August 19, 2008|From Bloomberg News

Barbeques Galore Inc. is feeling the heat of the real estate downturn.

Chief Executive Jeffrey Sears said "the general collapse of the market from home sales" and the company's inability to obtain financing forced the Carlsbad, Calif.-based retailer of barbecue grills to file for Chapter 11 bankruptcy protection last week.

Barbeques Galore said it planned to sell the company or form "a consensual liquidating plan" with its bank lenders.

The company operates 65 stores in the U.S., according to court documents. Affiliate Barbeques Galore Ltd., based in Auburn, Australia, and not included in the filing, was acquired by Australian buyout firm Ironbridge Capital in August 2005.

The first Barbeques Galore store opened in 1980. From 1997 to 2005, the company traded on the New York Stock Exchange and Nasdaq before its acquisition. After a split of Australian and U.S. operations in 2007, each company has had a separate board and financing. Barbeques Galore is owned by holding companies that also belong to Ironbridge.

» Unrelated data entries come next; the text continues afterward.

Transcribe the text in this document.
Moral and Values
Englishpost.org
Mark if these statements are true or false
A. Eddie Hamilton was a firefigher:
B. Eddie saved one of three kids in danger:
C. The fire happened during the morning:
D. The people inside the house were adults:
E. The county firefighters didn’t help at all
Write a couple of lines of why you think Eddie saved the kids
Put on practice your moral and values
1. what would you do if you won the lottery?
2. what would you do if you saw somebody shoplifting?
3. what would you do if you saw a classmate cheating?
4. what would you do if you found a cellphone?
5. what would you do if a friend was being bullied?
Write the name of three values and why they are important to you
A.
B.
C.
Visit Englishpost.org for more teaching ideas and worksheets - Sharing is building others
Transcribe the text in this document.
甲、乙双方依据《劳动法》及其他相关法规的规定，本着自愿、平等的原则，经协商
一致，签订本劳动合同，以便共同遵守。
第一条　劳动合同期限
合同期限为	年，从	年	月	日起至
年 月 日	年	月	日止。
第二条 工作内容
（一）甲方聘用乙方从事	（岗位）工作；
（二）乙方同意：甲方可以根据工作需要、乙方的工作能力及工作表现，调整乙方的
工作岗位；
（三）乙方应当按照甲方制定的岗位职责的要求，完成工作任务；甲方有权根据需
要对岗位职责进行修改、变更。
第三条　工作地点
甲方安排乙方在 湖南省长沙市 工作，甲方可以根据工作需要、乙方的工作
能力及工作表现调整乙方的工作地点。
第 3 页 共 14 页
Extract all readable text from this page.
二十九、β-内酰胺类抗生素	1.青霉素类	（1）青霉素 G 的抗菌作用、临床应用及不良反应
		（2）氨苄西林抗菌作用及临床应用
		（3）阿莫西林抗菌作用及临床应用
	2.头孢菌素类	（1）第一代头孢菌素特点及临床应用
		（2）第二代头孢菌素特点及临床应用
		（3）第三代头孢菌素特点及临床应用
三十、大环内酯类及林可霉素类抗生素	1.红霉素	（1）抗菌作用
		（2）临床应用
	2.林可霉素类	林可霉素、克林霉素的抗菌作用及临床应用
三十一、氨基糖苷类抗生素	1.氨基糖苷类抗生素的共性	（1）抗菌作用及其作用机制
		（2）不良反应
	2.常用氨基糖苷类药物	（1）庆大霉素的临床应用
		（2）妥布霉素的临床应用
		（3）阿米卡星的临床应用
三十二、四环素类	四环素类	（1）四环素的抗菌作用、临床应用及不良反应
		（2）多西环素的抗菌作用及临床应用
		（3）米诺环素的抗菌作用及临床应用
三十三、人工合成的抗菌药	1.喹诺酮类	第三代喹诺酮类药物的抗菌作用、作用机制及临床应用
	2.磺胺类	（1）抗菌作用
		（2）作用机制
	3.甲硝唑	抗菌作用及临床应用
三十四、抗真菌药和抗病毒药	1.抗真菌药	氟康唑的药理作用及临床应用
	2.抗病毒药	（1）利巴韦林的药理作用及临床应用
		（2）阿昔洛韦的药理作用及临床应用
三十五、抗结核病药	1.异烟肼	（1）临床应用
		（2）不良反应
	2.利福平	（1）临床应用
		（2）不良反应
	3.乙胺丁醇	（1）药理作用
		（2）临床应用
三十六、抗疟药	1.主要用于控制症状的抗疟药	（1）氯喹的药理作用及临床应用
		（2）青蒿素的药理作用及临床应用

The company's stores, concentrated in California, Texas, Arizona and Nevada, have 400 employees. Barbeques Galore sells its own brand, manufactured in China, alongside grills from Viking, Weber, Lynx and Twin Eagles.

Ironbridge bought the company just before housing sales started to decline, Barbeques Galore said. It cited annual revenue of $102.3 million for its fiscal year ended Jan. 31, down 18% from $124.2 million two years ago. It projects another 18% decline for fiscal 2009.